Middleware: HPUX IA64 JVM issue with Weblogic

I thought, it would be interesting to add this as a post for Oracle Fusion Middleware application. Recently I was asked to help a large healthcare company that was having issue with processing the messages those are being generated by OSB for claims. They had a separate weblogic clustered domain for handling of messages only and OSB was on a separate weblogic domain.

Issue: 1- The JVM was doing Garbage Collection every 10 to 15 seconds and spiking the CPU to grinding halt.
2- The thread dumps revealed that the reflect class unloading is happening on a Full GC - see below:

sun.reflect.GeneratedSerializationConstructorAccessor

3- The message file size exception occurred as the maximum file size limit was set to 30MB and the messages were more than this size

4- The full Garbage collection was taking more time and JVM pause are seen in the thread dump.

Environment: HPUX 11iV3 with itanium 64 bit

Solution:

This is how it got resolved - tweaked the JAVA memory and mapping the memory page separately for each call with increasing the stacksize and applying some missed libraries and Patches.

The issue is that on HPUX Itanium 64 bit - the java runs in a 32 bit mode by default unless you ask it to run on 64 bit mode.

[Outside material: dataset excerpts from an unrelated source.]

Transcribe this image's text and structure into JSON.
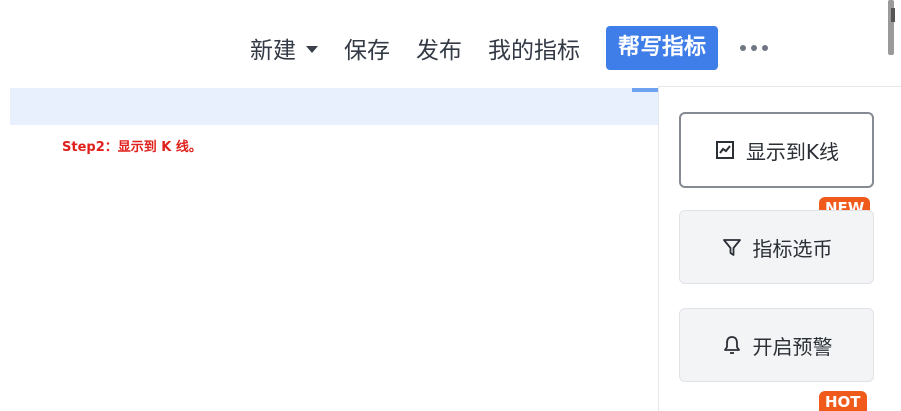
{
  "toolbar": {
    "new_label": "新建",
    "save_label": "保存",
    "publish_label": "发布",
    "my_indicators_label": "我的指标",
    "help_write_label": "帮写指标"
  },
  "annotation": {
    "step_text": "Step2：显示到 K 线。"
  },
  "side_panel": {
    "buttons": [
      {
        "label": "显示到K线",
        "icon": "chart-line-icon"
      },
      {
        "label": "指标选币",
        "icon": "filter-icon",
        "badge": "NEW"
      },
      {
        "label": "开启预警",
        "icon": "bell-icon",
        "badge": "HOT"
      }
    ]
  },
  "colors": {
    "primary": "#3f7de8",
    "badge": "#f05a1a",
    "annotation": "#e0201b",
    "band": "#e8f0fd"
  }
}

This can be verified by "java -version" and the "java -d64 -version" and then by "java -d32 -version". However if the libraries exist and the kernel patches are installed then Weblogic makes a call and understand that there is 64 bit installed and will add these flages "-client -d64" but in some cases it does not do thatand we need to add.

Also the JDK that gets installed on HPUX is not Oracle JDK but Oracle JDK ported by HP on HPUX and hence the version 6.0.10 is same as oracle JDK 1.6 update 24 and the latest oracle JDK 1.6 update 29 is in 6.0.13. Oracle JDK 1.7 is just release in December 2011 and Version 7.0.00 is Oracle JDK 7.0u1 .

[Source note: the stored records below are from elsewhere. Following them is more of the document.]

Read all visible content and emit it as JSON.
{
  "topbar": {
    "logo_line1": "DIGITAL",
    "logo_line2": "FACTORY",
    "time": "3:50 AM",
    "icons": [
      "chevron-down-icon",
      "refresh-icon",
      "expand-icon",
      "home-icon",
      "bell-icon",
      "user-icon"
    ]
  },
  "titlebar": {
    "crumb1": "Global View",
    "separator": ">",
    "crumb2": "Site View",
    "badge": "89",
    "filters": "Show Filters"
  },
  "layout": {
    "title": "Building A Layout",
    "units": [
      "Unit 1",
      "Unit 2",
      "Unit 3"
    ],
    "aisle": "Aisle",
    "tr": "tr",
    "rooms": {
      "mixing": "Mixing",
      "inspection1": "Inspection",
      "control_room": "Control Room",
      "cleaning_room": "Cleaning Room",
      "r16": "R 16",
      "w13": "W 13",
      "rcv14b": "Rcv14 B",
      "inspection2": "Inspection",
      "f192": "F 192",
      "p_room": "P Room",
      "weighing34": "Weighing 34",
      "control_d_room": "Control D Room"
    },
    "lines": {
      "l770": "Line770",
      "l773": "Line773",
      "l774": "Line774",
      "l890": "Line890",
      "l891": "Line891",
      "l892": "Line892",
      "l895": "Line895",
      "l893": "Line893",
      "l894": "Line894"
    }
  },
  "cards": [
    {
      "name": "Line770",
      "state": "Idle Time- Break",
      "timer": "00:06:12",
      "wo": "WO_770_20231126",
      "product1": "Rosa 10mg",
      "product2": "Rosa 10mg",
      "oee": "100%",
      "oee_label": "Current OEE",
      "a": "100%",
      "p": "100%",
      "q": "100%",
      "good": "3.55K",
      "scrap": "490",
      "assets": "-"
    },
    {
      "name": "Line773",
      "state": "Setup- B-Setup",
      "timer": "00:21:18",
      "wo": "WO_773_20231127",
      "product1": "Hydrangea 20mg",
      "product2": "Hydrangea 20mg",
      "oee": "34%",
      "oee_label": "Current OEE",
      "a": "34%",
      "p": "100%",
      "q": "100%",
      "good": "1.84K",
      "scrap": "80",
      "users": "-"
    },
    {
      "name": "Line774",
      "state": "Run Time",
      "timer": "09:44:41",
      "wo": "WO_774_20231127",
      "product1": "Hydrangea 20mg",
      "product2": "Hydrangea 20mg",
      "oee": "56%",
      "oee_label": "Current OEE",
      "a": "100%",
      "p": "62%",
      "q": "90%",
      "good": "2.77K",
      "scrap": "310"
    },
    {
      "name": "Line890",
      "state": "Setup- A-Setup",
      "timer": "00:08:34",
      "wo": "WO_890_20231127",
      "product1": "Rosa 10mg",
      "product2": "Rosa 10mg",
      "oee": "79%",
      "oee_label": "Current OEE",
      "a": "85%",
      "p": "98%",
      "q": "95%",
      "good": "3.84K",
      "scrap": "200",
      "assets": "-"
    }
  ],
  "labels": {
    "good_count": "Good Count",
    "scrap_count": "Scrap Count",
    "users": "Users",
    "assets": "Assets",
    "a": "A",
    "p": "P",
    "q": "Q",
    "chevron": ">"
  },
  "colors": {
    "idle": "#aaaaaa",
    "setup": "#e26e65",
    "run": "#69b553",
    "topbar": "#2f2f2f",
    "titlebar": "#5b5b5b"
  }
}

Besides all of the above - to get all the huge piles of messages processed the JAVA tuning is needed as well and after careful consideration, below is the solution.

Here are the Steps:

1- Go to the Web site

     http://hpux.connect.org.uk/

Use the search button to find the following libraries:



libiconv-1.14

libxml2-2.7.8

libxslt-1.1.26

zlib-1.2.5

2-- Make sure that you have all of the following patches installed.

PHSS_37501

PHCO_38050

PHSS_38139

PHKL_40208

PHKL_35552

3- Make sure that following HPUX kernel parameters have following value at the least.

max_thread_proc 1024

maxfiles 256

nkthread 3635

nproc 2068

4- The JVM by default runs on "client" mode - its okay but when the volume is large - it need to be changed to the server mode. To do this, I have added the following line in startWeblogic.sh (This is if you are running in a development mode).

JAVA_VM=-server

Export JAVA_VM

5- Make the changes in setDomainEnv.sh and make sure that these MEM arguments take effect – I mean if you are setting something in startManagedServer.sh or somewhere else then it need to be modified there.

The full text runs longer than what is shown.